A female photographer with an English language magazine was raped by five men in Mumbai, India, on Thursday evening, undercutting Mumbai's image as the rare Indian city where women can safely move about in public spaces.
The assault echoed the gang rape and murder of a woman in New Delhi in December that set off an unprecedented wave of protests.
The woman, 22, arrived at the abandoned, desolate compound of Shakti Mills, a defunct textile factory, around 6 p.m., accompanied by a male colleague. She was taking photographs of the area, now a trendy hub for media and advertising companies, for a magazine article about Mumbai's tenements for workers who were once employed in the mills.
Under Indian law, the authorities may not release the name of a rape victim or, in this case, the name of her employer.
The authorities said that five men accosted and assaulted the two journalists inside the compound. The male journalist was tied up and beaten before the young woman was raped.

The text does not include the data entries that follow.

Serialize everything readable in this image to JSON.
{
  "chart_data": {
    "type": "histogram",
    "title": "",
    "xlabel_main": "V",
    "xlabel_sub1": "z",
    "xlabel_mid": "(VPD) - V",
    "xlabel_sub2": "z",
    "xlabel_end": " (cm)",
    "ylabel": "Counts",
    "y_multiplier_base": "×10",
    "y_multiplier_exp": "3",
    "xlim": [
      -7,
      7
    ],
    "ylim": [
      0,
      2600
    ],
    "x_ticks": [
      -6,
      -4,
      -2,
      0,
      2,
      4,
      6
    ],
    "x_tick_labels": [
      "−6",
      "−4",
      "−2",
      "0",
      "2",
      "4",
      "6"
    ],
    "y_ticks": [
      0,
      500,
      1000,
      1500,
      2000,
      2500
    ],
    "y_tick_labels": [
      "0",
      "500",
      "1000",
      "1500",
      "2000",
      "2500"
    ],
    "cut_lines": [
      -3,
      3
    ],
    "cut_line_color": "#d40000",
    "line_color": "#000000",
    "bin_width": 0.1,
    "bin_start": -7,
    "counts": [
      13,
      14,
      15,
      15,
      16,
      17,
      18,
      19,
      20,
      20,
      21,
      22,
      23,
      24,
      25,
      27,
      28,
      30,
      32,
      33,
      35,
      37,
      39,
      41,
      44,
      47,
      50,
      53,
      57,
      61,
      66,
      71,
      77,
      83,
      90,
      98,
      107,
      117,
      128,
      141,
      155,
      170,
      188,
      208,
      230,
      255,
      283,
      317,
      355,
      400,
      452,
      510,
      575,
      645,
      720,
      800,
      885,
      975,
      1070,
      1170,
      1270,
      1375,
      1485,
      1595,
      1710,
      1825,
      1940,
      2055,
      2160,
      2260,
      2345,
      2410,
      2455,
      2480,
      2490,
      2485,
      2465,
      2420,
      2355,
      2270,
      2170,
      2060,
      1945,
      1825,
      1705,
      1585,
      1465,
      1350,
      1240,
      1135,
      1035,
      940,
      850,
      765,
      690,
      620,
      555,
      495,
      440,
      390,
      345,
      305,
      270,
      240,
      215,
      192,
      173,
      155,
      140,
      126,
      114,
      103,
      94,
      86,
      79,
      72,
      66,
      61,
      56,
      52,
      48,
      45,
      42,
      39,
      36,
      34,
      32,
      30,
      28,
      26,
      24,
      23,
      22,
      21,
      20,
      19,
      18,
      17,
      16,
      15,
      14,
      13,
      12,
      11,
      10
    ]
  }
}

Doctors said she had suffered external and internal injuries but that she was expected to recover.
On Friday morning, in an unusually rapid response, the Mumbai police arrested one of the five attackers, and the police said they had identified the others.
While Mumbai, India's financial capital, is widely considered one of the country's safest cities, recent events have brought that into question. According to statistics from the Praja Foundation, a nonprofit organization in Mumbai, 207 rape cases were registered in the city in 2011 and 2012, a 15 percent increase over 2010. The number of rapes reported in India is believed to be much lower than the actual number.